Verizon (NYSE:) stock has really been dragging of late, with shares recently sagging below the $55 mark, and flirting with 52-week lows. The dividend yield has swelled accordingly, at 4.6% at the time of writing.
While the telecom behemoth has had its fair share of issues amid the ongoing COVID-19 crisis, it’s hard to ignore the meaningful catalysts that may be just around the corner.
Most notably, the 5G upgrade cycle is on the horizon. The main attraction to Verizon may very well be that you’ll stand to be invested alongside Warren Buffett. As of the last 13-F filing, Verizon comprises around 3% of the portfolio of Berkshire Hathaway (NYSE:) (BRK.A). A modest position. But also one that’s Berkshire’s seventh-largest.
In any case, I think Verizon stock is too cheap to pass up for income investors. As such, I am bullish on the name, despite its recent headwinds.
Verizon Showing Signs of Life
For the second quarter, Verizon showed signs of life, with much-improved customer additions (275,000 in the way of wireless postpaid phones), after exhibiting weakness in the first quarter, which was pretty much in line with expectations.
The quarter was nothing extraordinary, especially compared to the second quarter of 2020. It’s the path ahead though, that should have investors excited. Verizon is poised to profit as the next generation of mobile devices are released.
Undoubtedly, the Apple (NASDAQ:) iPhone 13 could spark meaningful growth as it coincides with a pick-up in consumer spending. Many reluctant consumers have yet to upgrade to the latest and greatest 5G network. Over the next year, as pandemic headwinds fade, things could finally align for the U.S. telecom titans.

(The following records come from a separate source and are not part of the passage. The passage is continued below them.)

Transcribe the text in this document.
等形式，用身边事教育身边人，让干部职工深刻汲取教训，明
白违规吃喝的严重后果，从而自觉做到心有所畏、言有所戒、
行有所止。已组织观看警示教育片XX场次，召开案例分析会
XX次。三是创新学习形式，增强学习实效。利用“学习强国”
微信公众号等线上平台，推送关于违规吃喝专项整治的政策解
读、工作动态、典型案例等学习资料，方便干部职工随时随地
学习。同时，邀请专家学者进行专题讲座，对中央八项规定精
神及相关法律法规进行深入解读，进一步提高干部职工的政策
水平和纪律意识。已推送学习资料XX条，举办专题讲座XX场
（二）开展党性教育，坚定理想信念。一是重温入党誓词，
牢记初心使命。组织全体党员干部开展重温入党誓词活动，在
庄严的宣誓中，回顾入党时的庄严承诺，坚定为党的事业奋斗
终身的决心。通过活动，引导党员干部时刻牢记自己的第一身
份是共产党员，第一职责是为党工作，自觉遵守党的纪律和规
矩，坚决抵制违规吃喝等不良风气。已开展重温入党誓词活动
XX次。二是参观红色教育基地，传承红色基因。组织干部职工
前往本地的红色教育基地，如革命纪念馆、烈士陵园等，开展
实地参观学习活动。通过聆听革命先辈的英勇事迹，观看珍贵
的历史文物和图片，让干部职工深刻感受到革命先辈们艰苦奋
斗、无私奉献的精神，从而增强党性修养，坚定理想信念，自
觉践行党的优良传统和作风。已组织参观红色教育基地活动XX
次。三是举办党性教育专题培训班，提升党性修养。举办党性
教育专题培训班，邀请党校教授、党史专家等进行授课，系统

Still, Apple looks to be a double-edged sword through the eyes of a telecom. Rumours have swirled that Apple’s next flagship device could include LEO (Low Earth Orbit) satellite connectivity, which would allow such devices the ability to text and call from outside the range of a given telecom’s coverage zone.
Could LEO Impact Demand for Verizon?
Not anytime soon. LEO connectivity is likely to be very limited upon launch, if it is, in fact, launched at Apple’s keynote on September 14. In areas where it is available, it’s unlikely to match the quality service offered by a major telecom.
Over the next 10 years and beyond, though, the answer is unclear. LEO does show some disruptive potential. In any case, I would not worry about Verizon being challenged on the mobile front, at least not anytime soon. The stock remains a relative bargain.
What I’d be more worried about is the potential impact of the BNPL (Buy Now, Pay Later) trend. Consumers may turn to the device manufacturers themselves, rather than opting to buy directly through a telecom. Regardless, Verizon stock is already so cheap that any impact is unlikely to be a major needle mover.
Wall Street’s Take
According to TipRanks’ consensus analyst rating, VZ stock comes in as a Moderate Buy. Out of 10 analyst ratings, there are five Buy recommendations, four Hold recommendations, and one Sell recommendation.
The average VZ price target is $61.78. Analyst price targets range from a low of $50 per share, to a high of $68 per share.
Disclosure: Joey Frenette owned shares of Apple and Berkshire Hathaway at the time of publication.